Among other things, the consultation process has focused on addressing international match calendar issues for both women's and men's football, coming out with proposals for youth tournaments, besides issues concerning players' health and well-being.

"We are going to change things completely only if it's beneficial to everybody and if that is the case, than I don't see why it should be a problem," Infantino said.

"(Through) the feasibility study (that) we have started this time we wanted to reverse the process, starting with the football side and not finance. 166 associations have voted in favour of having the feasibility study including the Europeans (who have raised strong objections to the biennial World Cup proposal)."

The FIFA chief added, "We would go ahead only if everyone is better off."

On the issues facing the sport, Infantino is hopeful of reaching a "global consensus".
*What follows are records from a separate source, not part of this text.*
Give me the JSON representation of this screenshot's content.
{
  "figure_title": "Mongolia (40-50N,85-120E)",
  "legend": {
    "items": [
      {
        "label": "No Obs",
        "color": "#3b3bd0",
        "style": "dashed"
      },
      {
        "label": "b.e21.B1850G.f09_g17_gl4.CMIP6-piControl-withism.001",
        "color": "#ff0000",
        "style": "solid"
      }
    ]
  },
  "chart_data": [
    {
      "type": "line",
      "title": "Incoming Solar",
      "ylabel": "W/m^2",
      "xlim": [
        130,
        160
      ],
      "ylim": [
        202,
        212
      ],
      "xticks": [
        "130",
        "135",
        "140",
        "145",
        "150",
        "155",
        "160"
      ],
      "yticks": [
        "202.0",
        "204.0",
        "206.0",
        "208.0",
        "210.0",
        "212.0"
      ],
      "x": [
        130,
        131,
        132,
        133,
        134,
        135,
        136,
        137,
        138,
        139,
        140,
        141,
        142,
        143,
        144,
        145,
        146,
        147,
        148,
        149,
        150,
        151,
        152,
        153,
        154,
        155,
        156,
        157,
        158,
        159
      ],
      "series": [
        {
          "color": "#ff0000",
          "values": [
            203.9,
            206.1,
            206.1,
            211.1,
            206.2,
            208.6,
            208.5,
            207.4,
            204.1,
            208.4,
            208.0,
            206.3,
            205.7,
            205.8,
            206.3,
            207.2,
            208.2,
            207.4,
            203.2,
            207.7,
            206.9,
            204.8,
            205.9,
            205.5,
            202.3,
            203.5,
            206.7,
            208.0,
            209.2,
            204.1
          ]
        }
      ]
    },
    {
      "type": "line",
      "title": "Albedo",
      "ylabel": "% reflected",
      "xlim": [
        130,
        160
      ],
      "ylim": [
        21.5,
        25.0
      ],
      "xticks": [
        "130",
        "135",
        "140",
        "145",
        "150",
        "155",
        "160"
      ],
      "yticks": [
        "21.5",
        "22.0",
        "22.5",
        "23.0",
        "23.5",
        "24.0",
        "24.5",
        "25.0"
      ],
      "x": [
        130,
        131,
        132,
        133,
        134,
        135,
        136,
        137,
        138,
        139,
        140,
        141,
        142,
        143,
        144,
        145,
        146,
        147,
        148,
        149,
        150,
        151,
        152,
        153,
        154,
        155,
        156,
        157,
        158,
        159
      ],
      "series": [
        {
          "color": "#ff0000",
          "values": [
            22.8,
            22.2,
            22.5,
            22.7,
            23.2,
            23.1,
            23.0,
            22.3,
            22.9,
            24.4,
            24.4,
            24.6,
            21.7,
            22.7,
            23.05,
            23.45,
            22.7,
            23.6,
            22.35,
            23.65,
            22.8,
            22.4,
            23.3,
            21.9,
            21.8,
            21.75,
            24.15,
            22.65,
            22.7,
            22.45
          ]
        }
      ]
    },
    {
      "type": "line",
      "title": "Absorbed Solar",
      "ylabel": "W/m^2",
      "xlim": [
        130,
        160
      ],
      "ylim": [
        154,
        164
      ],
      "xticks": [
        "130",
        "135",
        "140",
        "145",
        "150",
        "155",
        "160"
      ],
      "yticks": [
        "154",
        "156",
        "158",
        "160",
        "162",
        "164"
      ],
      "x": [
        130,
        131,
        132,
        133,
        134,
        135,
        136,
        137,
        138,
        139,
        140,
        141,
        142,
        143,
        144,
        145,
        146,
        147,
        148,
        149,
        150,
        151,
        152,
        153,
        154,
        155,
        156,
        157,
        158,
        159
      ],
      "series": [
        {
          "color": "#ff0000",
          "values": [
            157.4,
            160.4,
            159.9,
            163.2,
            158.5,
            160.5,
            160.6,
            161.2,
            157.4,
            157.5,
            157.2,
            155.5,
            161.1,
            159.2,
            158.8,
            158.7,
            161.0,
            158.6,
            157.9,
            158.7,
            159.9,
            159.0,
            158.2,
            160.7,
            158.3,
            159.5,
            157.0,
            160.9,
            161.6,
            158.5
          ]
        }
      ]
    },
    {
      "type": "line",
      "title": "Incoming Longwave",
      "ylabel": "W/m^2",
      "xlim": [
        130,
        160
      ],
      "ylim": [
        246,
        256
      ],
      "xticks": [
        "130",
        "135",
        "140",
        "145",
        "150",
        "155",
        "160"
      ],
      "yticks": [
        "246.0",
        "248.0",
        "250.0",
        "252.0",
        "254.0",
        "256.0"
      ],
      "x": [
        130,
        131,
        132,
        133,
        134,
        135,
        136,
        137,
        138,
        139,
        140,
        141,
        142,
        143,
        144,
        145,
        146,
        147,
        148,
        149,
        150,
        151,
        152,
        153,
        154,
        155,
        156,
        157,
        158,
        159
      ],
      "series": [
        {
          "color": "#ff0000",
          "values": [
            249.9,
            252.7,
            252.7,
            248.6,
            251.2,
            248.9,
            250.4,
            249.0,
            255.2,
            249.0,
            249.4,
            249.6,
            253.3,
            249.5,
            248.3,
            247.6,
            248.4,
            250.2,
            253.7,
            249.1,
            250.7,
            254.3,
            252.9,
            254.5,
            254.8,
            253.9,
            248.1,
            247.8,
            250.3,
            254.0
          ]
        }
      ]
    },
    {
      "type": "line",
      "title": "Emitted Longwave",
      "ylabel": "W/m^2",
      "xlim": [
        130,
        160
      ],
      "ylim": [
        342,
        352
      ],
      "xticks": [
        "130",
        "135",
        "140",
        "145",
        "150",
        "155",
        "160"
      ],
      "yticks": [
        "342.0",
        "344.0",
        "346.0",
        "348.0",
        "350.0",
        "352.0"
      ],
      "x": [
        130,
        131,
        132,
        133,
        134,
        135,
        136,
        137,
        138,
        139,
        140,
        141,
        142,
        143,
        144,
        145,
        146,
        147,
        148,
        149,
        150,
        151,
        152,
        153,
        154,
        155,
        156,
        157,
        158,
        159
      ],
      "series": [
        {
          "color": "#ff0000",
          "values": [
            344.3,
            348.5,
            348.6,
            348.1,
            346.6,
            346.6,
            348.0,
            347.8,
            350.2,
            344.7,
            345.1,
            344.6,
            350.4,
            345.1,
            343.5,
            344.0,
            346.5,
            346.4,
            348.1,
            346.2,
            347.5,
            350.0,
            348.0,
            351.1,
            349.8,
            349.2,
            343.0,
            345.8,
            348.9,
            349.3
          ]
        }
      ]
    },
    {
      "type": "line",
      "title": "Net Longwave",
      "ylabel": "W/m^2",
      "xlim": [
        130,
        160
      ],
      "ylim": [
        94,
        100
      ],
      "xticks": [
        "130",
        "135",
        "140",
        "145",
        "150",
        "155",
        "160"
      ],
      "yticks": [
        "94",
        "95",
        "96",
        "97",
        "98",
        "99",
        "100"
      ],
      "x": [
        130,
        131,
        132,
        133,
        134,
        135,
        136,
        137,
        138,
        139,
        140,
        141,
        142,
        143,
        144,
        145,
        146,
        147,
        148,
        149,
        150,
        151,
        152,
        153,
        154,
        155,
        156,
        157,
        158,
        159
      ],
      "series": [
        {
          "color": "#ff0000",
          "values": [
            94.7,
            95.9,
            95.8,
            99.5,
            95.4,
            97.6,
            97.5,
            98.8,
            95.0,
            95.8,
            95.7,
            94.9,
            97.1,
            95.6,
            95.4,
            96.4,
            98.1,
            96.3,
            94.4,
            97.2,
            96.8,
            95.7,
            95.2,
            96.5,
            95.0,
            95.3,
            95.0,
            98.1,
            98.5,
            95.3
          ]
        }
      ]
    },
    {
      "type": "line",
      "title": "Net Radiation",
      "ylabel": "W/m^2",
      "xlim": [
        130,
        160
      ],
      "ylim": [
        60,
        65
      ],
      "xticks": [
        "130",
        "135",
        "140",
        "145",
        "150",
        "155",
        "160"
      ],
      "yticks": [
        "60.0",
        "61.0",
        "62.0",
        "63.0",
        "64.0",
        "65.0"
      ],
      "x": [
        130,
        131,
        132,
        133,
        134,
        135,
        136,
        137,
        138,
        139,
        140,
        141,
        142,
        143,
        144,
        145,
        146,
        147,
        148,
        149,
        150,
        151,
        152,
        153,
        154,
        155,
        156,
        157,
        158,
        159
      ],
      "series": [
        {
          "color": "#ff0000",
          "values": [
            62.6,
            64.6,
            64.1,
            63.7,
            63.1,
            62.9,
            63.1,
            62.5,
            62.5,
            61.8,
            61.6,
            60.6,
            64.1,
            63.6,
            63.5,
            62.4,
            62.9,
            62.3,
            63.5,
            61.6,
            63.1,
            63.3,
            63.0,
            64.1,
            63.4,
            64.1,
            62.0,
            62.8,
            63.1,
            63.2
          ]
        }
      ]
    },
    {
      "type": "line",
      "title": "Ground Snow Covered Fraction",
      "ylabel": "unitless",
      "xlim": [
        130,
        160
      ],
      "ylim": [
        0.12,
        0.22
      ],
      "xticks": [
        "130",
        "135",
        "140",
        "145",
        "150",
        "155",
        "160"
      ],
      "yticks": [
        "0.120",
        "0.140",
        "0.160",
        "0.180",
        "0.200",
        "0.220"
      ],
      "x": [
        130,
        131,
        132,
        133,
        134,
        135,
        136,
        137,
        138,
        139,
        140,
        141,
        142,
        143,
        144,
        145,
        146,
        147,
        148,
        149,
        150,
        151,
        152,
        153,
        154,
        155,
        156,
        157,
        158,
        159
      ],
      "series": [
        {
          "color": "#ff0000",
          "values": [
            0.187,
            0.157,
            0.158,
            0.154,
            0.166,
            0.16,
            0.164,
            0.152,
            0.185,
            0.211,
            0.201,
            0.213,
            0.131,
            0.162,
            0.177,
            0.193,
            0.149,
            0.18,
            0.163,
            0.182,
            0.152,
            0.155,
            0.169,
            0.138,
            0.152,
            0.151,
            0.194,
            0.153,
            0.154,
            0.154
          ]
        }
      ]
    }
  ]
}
To discuss the future of the sport and the challenges facing it, a global summit has been scheduled on December 20. There is a possibility of FIFA issuing an update on its World Cup proposals during that summit.

"We are not only thinking economically but also sportingly. I think there is chance to come to a global consensus. This is my objective, my task. It's not always easy to be president of FIFA, especially in this particular context.

"It's not only dependent on FIFA president, we all have responsibility in trying to make the game better all over the world. Let's not forget every sport organisation in the past have taken their opportunity to develop their competitions and everyone have added 100s of game.

"It was not done when it should have been," Infantino said, referring to the previous dispensation headed by Sepp Blatter, who is serving a suspension for multiple breaches of FIFA's ethics code.

Infantino, who took over from Blatter at a critical juncture when the organisation's image took a beating following accusations of embezzlement, added, "It's about global football ecosystem. I believe we can come up with something that makes sense."

Infantino said his dispensation has managed to take FIFA away from the taint.

"Here we are talking about the global game loved by billions of people. Many of you and many of us were very critical of the culture of FIFA...

"We cleaned FIFA from a governance point of view.. Governance of the new FIFA is completely restored. We are in a phase which is about the democratic functioning... the culture of debate, discussion, the culture of bringing ideas we are going through now for the benefit of our future."